I am finding myself confused by the various descriptions of the watchdogs behaviour.
A couple items
Reset - There appears to be several ways to reset the WDT. The obvious one is the interrupt acknowledge which reloads the time from WLOAD. Presumabley this could be done even w/o the interrupt having fired. However, there seems to be some indication you can reload the running timer directly. This is rather worrisome actually since it provides a very effective way of making the watchdog ineffective by simply making the watchdog period too long to be effective.
Lockout - I am used to being able to lock out access to a watchdog except to be able periodically reset it (usually by a encoded sequence). There is a lock register but it's not clear what it affects. The TIVAware documentation says it locks out the configuaration registers (without saying which are considered configuration), the chip documentation says it locks out all registers. So which is correct? It would be nice if it was the latter since that would prevent direct reload of the timer and presumably the interrupt clear so that the reset could be part of a protected sequence. If it is configuration registers though, which registers are considered configuration and which ones are not?

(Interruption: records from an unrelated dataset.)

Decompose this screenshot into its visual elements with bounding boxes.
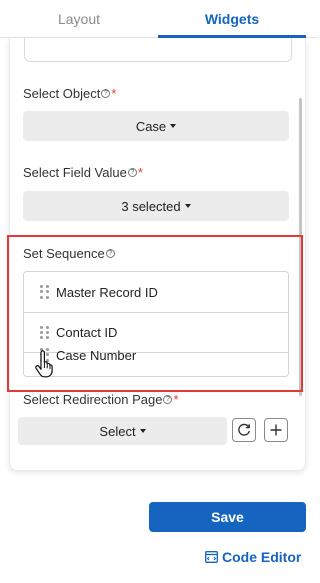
select-object-dropdown[interactable]: Case [23,111,289,141]
save-button[interactable]: Save [149,502,306,532]
question-circle-icon[interactable]: ? [163,395,173,404]
select-field-value-dropdown[interactable]: 3 selected [23,191,289,221]
select-redirection-page-label: Select Redirection Page ? * [23,392,179,407]
select-redirection-page-label-text: Select Redirection Page [23,392,163,407]
code-editor-icon [205,551,218,563]
plus-icon [270,424,282,436]
caret-down-icon [139,429,146,433]
sequence-item[interactable]: Master Record ID [24,272,288,313]
sequence-list: Master Record ID Contact ID Case Number [23,271,289,377]
code-editor-link[interactable]: Code Editor [205,548,301,566]
sequence-item-dragging[interactable]: Case Number [24,343,288,367]
sequence-item-label: Case Number [56,347,137,363]
select-object-label: Select Object ? * [23,86,116,101]
hand-pointer-icon [35,350,53,378]
set-sequence-label-text: Set Sequence [23,246,105,261]
tab-layout[interactable]: Layout [0,0,158,38]
tab-bar: Layout Widgets [0,0,318,38]
caret-down-icon [170,124,177,128]
refresh-icon [238,423,250,436]
select-redirection-page-dropdown[interactable]: Select [18,417,227,445]
add-page-button[interactable] [264,418,288,442]
select-object-label-text: Select Object [23,86,101,101]
select-object-value: Case [135,118,167,134]
set-sequence-label: Set Sequence ? [23,246,115,261]
refresh-button[interactable] [232,418,256,442]
question-circle-icon[interactable]: ? [127,168,137,177]
code-editor-label: Code Editor [222,549,302,565]
required-asterisk: * [111,86,117,101]
tab-widgets[interactable]: Widgets [158,0,306,38]
select-field-value-value: 3 selected [121,198,181,214]
previous-field-input[interactable] [24,38,292,62]
select-field-value-label: Select Field Value ? * [23,165,143,180]
question-circle-icon[interactable]: ? [105,249,115,258]
required-asterisk: * [173,392,179,407]
select-redirection-page-value: Select [99,423,136,439]
drag-handle-icon[interactable] [40,325,50,340]
required-asterisk: * [137,165,143,180]
question-circle-icon[interactable]: ? [101,89,111,98]
caret-down-icon [184,204,191,208]
drag-handle-icon[interactable] [40,285,50,299]
sequence-item-label: Contact ID [56,325,118,340]
sequence-item-label: Master Record ID [56,284,158,300]
select-field-value-label-text: Select Field Value [23,165,127,180]
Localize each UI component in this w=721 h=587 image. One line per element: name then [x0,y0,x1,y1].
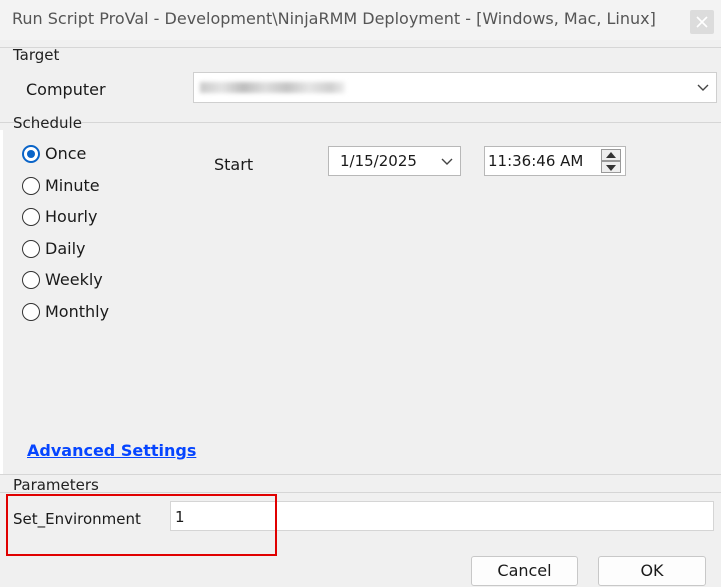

The best result for me would be if the locking protected all write access and I could reset the timer at will with the interrupt clear. This would allow the reset to be a protected sequence (so accidental writes won't reset the watchdog), let me disable the interrupt (so I get a reset on double the watchdog period w/o having to provide an empty interrupt service routine) and protects the watchdog period from modification. Even better would be if I could also provide and upper limit to the watchdog reset frequency (i.e. if there were resets following each other too closely the watchdog would fires, just as it does if they are too far apart) but that is a bit much to expect.